Opinion Roundup for June 29, 2018

Judge Katsas pens his first opinion, plus a few procedural points

The D.C. Circuit releases opinions on Tuesdays and Fridays. We read them all so you don’t have to. On Friday (June 29), the court issued four opinions:

Saint Francis Medical Center v. Alex Azar. Nearly 300 hospitals argued that the Department of Health and Human Services is using faulty data from the 1980s to calculate Medicare reimbursements that the federal government pays to the hospitals. The hospitals want to challenge the use of that data in the department’s administrative appeals process. The government interpreted a 2013 regulation to bar such challenges. The court’s newest member, Judge Katsas, wrote his first opinion (joined by Chief Judge Garland and Judge Kavanaugh) and rejected the government’s interpretation. Kavanaugh concurred, saying he would have struck down the regulation altogether. Circuit Breaker has more in-depth coverage of the opinion here.
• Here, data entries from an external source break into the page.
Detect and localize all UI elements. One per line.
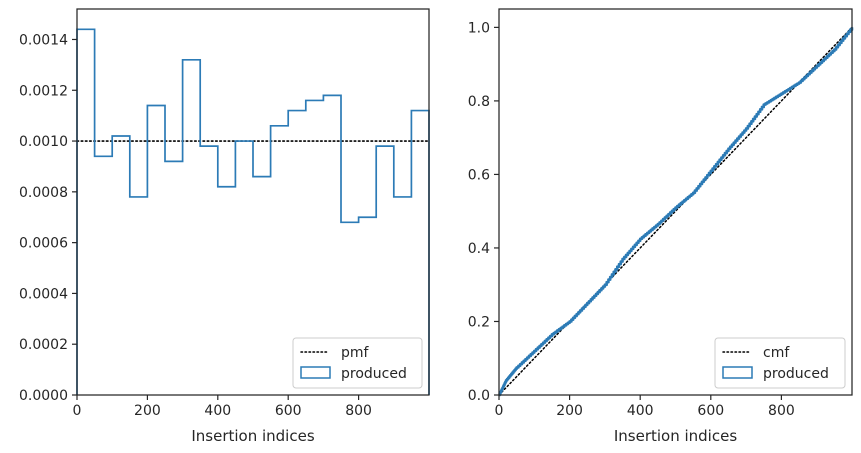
produced-point-8	[621, 258, 624, 260]
y-tick-label-1: 0.2	[468, 314, 490, 330]
x-tick-label-1: 200	[556, 403, 583, 419]
y-tick-label-0: 0.0000	[19, 388, 68, 404]
produced-point-14	[727, 147, 730, 150]
x-tick-label-4: 800	[768, 403, 795, 419]
x-axis-title: Insertion indices	[191, 427, 314, 445]
y-tick-label-7: 0.0014	[19, 32, 68, 48]
produced-cumulative-curve	[498, 27, 854, 397]
x-tick-label-0: 0	[73, 403, 82, 419]
legend-box	[714, 337, 846, 389]
legend-label-1: produced	[341, 366, 407, 382]
x-tick-label-2: 400	[204, 403, 231, 419]
produced-point-2	[515, 366, 518, 369]
y-tick-label-1: 0.0002	[19, 337, 68, 353]
produced-point-5	[568, 320, 571, 323]
y-tick-label-3: 0.0006	[19, 236, 68, 252]
legend-box-swatch	[722, 366, 753, 379]
produced-point-7	[604, 283, 606, 286]
produced-point-10	[657, 223, 659, 225]
produced-point-17	[780, 92, 783, 95]
produced-point-18	[798, 81, 800, 84]
produced-point-19	[815, 65, 818, 67]
produced-point-6	[586, 302, 589, 304]
x-axis-title: Insertion indices	[614, 427, 737, 445]
produced-point-15	[745, 127, 747, 130]
y-tick-label-5: 0.0010	[19, 134, 68, 150]
produced-step-histogram	[76, 28, 430, 395]
produced-point-3	[533, 350, 536, 352]
y-tick-label-0: 0.0	[468, 388, 490, 404]
y-tick-label-6: 0.0012	[19, 83, 68, 99]
produced-point-11	[674, 206, 677, 209]
cmf-line-panel: 0 200 400 600 800 0.0 0.2 0.4 0.6 0.8 1.0 Insertion…	[468, 8, 854, 445]
plot-frame	[76, 8, 430, 396]
x-tick-label-3: 600	[275, 403, 302, 419]
x-tick-label-3: 600	[697, 403, 724, 419]
produced-point-9	[639, 237, 641, 240]
pmf-histogram-panel: 0 200 400 600 800 0.0000 0.0002 0.0004 0.0006 0.0…	[19, 8, 430, 445]
produced-point-1	[505, 379, 507, 382]
legend-label-0: pmf	[341, 345, 370, 361]
x-tick-label-4: 800	[345, 403, 372, 419]
produced-point-12	[692, 192, 694, 194]
cmf-reference-line	[498, 26, 853, 396]
x-tick-label-0: 0	[495, 403, 504, 419]
y-tick-label-5: 1.0	[468, 20, 490, 36]
y-tick-label-2: 0.4	[468, 241, 490, 257]
x-tick-label-1: 200	[134, 403, 161, 419]
legend-box	[292, 337, 423, 389]
y-tick-label-4: 0.8	[468, 94, 490, 110]
y-tick-label-3: 0.6	[468, 167, 490, 183]
legend-label-1: produced	[763, 366, 829, 382]
plot-frame	[498, 8, 853, 396]
produced-point-4	[551, 333, 553, 336]
produced-point-16	[762, 103, 765, 106]
y-tick-label-4: 0.0008	[19, 185, 68, 201]
produced-point-20	[833, 48, 836, 51]
legend-box-swatch	[300, 366, 331, 379]
legend-label-0: cmf	[763, 345, 790, 361]
y-tick-label-2: 0.0004	[19, 286, 68, 302]
x-tick-label-2: 400	[627, 403, 654, 419]
produced-point-13	[710, 169, 712, 172]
Jennifer Campbell v. District of Columbia. In an opinion by Judge Griffith (joined by Judges Pillard and Edwards), the court held that a party—in this case the District of Columbia—cannot raise a new argument after a jury verdict that it did not make during trial. Campbell, who worked as a health care administration director for the D.C. government, claimed that the District unlawfully fired her and leaked untrue allegations about her to the press. The jury agreed with Campbell on one of her claims. The District made several arguments before, during, and after the trial attempting to dismiss the case, but its primary argument on appeal was one it had not properly raised below. The court refused to consider it.
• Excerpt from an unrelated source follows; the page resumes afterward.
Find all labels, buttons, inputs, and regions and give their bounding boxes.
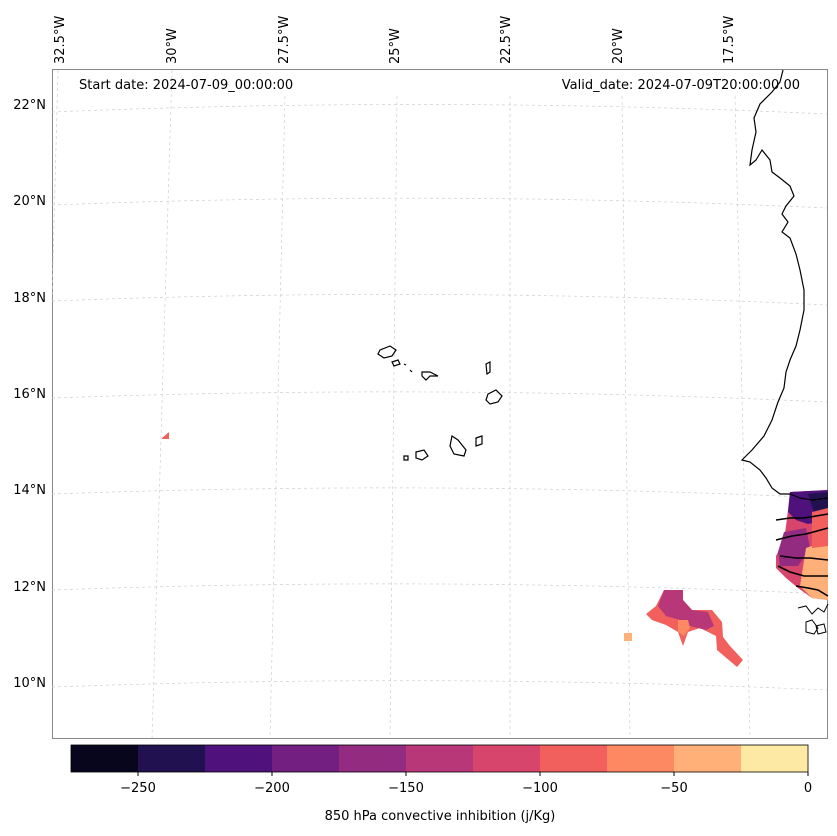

Anica Ashbourne v. Donna Hansberry. Ashbourne was fired from her job at the Internal Revenue Service just shy of the end of her one-year probationary period. She sued the government in federal court alleging due process violations, among other claims. At the same time, she filed race and gender discrimination claims under Title VII of the Civil Rights Act in an administrative proceeding. She lost in both proceedings. In an opinion by Judge Millett (joined by Judges Tatel and Srinivasan), the D.C. Circuit said that’s not allowed, and it “fits res judicata doctrine to a T”—meaning a plaintiff doesn’t get a second bite at the apple in federal court when she should have brought the claims the first time around.
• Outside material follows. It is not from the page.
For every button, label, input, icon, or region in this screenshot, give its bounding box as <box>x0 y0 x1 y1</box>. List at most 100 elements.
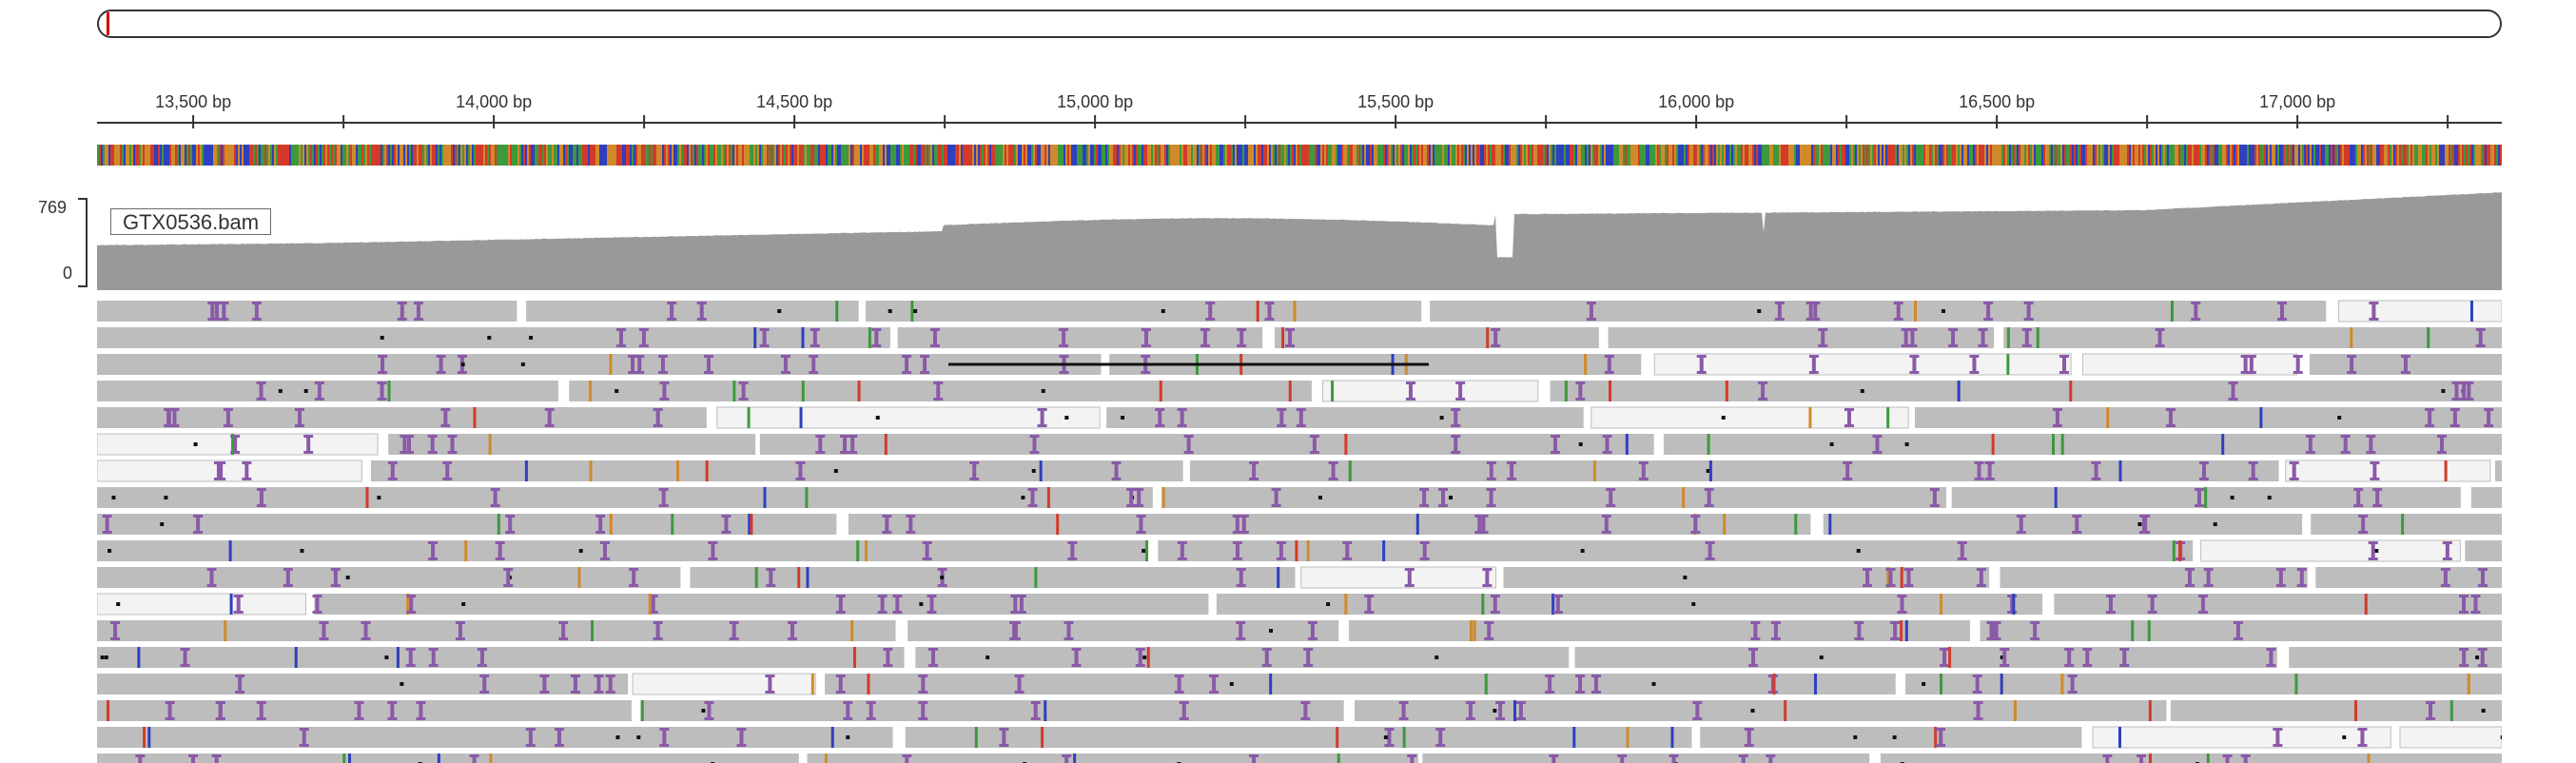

United States v. Gregory Sitzmann. A convicted drug conspirator raised numerous challenges to his conviction, including a claim that the government had inappropriately “lured” a co-conspirator and a claim that he had ineffective counsel. In a per curiam opinion from Judges Griffith, Katsas, and Edwards, the court denied the challenges. In his second opinion of the day (and ever), Katsas concurred in the denial of the ineffective counsel claim because it was not properly preserved below. Edwards dissented on that point because, when criminal defendants fail to preserve ineffective counsel claims, the D.C. Circuit typically remands to the district court and allows them to pursue the claims there.